The award was launched in 2012, but like much of the research it recognizes, its inspiration emerged much earlier. In the 1970s and 1980s, the late Senator William Proxmire (D–WI) bestowed the dubious honor of the Golden Fleece Award. His awards were intended to highlight wasteful government spending, and basic scientific research was often in his crosshairs. Representative Jim Cooper (D–TN), however, recognized that esoteric, often silly-sounding scientific research can yield significant impacts. To recognize and celebrate the scientists pursuing federally funded research with often unexpectedly beneficial results, Cooper’s vision was brought to life by a coalition of businesses, universities, and scientific organizations, including AAAS.
Since its inception, the award has honored more than 70 researchers for breakthroughs deriving from sources as wide-ranging and seemingly obscure as horseshoe crab blood and rat massage.
Also joining the ranks of honorees with the 2022 Golden Goose Award are two more teams of researchers.
Manu Prakash of Stanford University and Jim Cybulski of Foldscope Instruments, Inc., earned the award for creating the Foldscope—an innovative new microscope made of folded paper. Powerful enough to magnify 140 times, inexpensive to manufacture, and accessible in conditions where a bulky yet delicate and expensive microscope might not be practical, the tool was born of Prakash’s fieldwork in a Thai rainforest studying infectious disease diagnostics, where a standard microscope was going unused.
To develop an accessible microscope that could be toted anywhere, Prakash’s lab received support from NIH, while Cybulski received the NIH Fogarty International Center Global Health Equity Scholars Fellowship and a National Science Foundation grant allowed them to manufacture and distribute Foldscopes.
A multinational team consisting of Tibor Juhasz, Ron Kurtz, Detao Du, Gérard Mourou, and Donna Strickland also received the Golden Goose Award for paving a path to bladeless LASIK eye surgery.
The serendipitous results stem from Mourou and Strickland’s research on short, intense laser pulses—their development of the optical technique known as chirped pulse amplification earned them half of the 2018 Nobel Prize in Physics.
When Du was a graduate student in Mourou’s lab—the Center for Ultrafast Optical Science at the University of Michigan—he accidentally lifted his goggles and exposed his eye to a stray beam. While Du had no visible damage to his eye, Kurtz, then a medical resident, checked his eyes to find a series of perfectly circular laser burns on his retina.
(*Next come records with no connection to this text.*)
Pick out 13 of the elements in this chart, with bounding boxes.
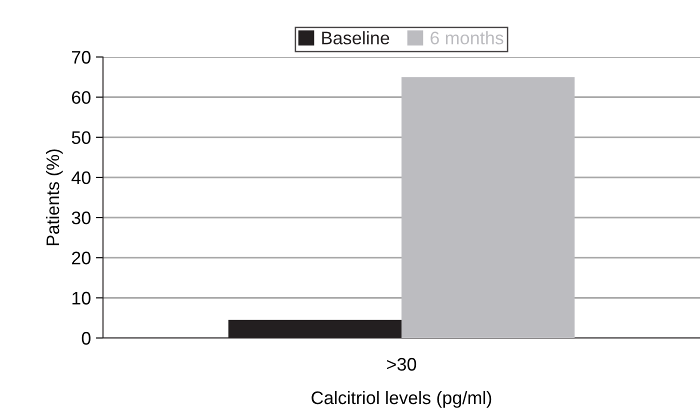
y-tick-label: 50 <box>72 131 90 144</box>
y-tick-label: 0 <box>82 332 90 345</box>
y-axis-title: Patients (%) <box>46 149 63 246</box>
legend-label: Baseline <box>322 31 390 44</box>
y-tick-label: 70 <box>72 50 90 64</box>
y-tick-label: 10 <box>72 292 90 305</box>
y-tick-label: 20 <box>72 252 90 264</box>
legend-label: 6 months <box>430 31 504 44</box>
y-tick-label: 60 <box>72 91 90 104</box>
y-tick-label: 40 <box>72 171 90 184</box>
y-tick-label: 30 <box>72 212 90 224</box>
x-tick-label: >30 <box>387 358 416 371</box>
x-axis-title: Calcitriol levels (pg/ml) <box>312 390 492 408</box>
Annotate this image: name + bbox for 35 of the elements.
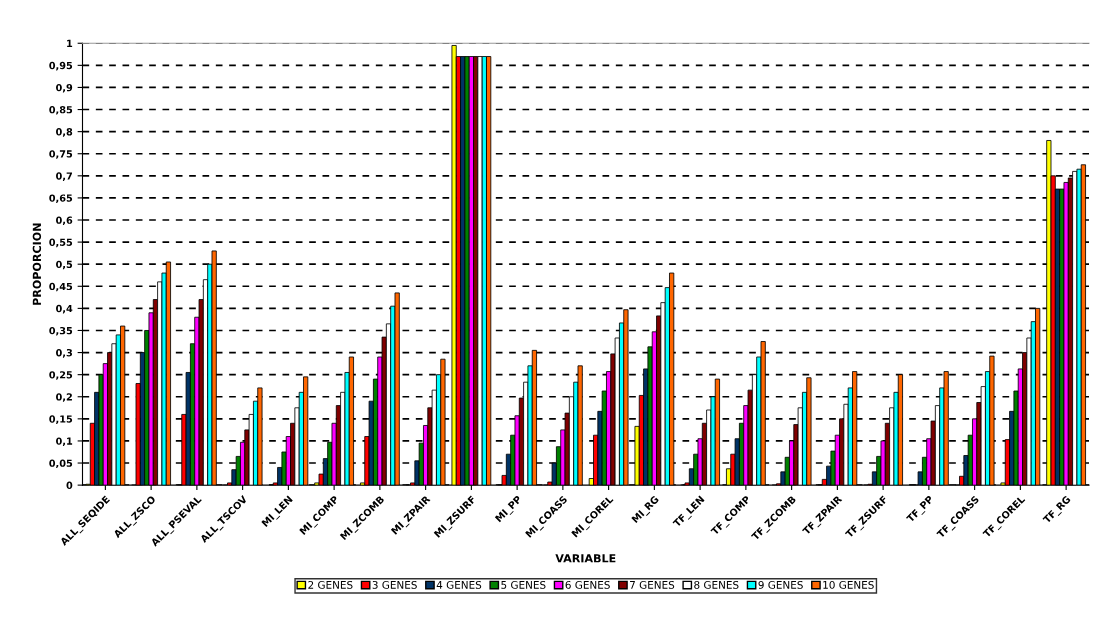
y-tick-label: 0,65 [49, 194, 73, 203]
y-tick-label: 0,6 [56, 216, 73, 226]
y-tick-label: 0 [66, 481, 73, 489]
legend-label: 5 GENES [501, 580, 546, 589]
y-tick-label: 0,75 [49, 150, 73, 159]
y-tick-label: 0,3 [56, 349, 73, 358]
y-tick-label: 1 [67, 39, 73, 47]
y-tick-label: 0,7 [56, 172, 73, 181]
y-axis-title: PROPORCION [32, 223, 42, 305]
legend-label: 3 GENES [372, 580, 417, 589]
legend-label: 7 GENES [630, 580, 675, 589]
bar [1076, 168, 1082, 486]
y-tick-label: 0,8 [56, 128, 73, 137]
y-tick-label: 0,95 [49, 61, 73, 71]
y-tick-label: 0,15 [49, 415, 73, 424]
y-tick-label: 0,55 [49, 238, 73, 248]
y-tick-label: 0,4 [56, 304, 73, 314]
x-axis-title: VARIABLE [555, 554, 616, 563]
legend-label: 10 GENES [823, 580, 874, 589]
legend-label: 4 GENES [436, 580, 482, 589]
bar [477, 56, 483, 486]
legend-label: 8 GENES [694, 580, 739, 589]
y-tick-label: 0,35 [49, 326, 73, 336]
y-tick-label: 0,1 [56, 437, 73, 447]
y-tick-label: 0,9 [56, 83, 73, 93]
legend-label: 2 GENES [308, 580, 353, 589]
y-tick-label: 0,5 [56, 260, 73, 270]
legend-label: 9 GENES [758, 580, 803, 589]
y-tick-label: 0,45 [49, 282, 73, 292]
y-tick-label: 0,25 [49, 371, 73, 380]
y-tick-label: 0,2 [56, 393, 72, 402]
bar [464, 56, 470, 486]
y-tick-label: 0,85 [49, 106, 73, 115]
legend-label: 6 GENES [565, 580, 610, 589]
y-tick-label: 0,05 [49, 459, 73, 469]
The damage was not serious, but the laser left much more precise marks than the lasers in medical use at the time. Along with Juhasz, they collaborated to pursue clinical uses for these femtosecond laser pulses. Their research was supported by funding from the Department of Energy and NSF.
Today, this laser approach has supplanted the precision scalpel for surgery to improve patients’ vision, from which millions have benefited.
Cooper—the award’s “Father Goose”—retires this year after 32 years of service in Congress, but his vision of recognizing and celebrating that serendipitous science can change lives persists.
Said Cooper at the award ceremony, “Tell me a fact, and I may remember it. Tell me the truth, and I may believe. But tell me a story, and I will carry it in my heart forever. And that’s what Golden Goose is all about.”
Meredith Asbury, Gwendolyn Bogard, and Haylie Swenson contributed to this report. It first appeared in the Sept. 29, 2022, issue of Science.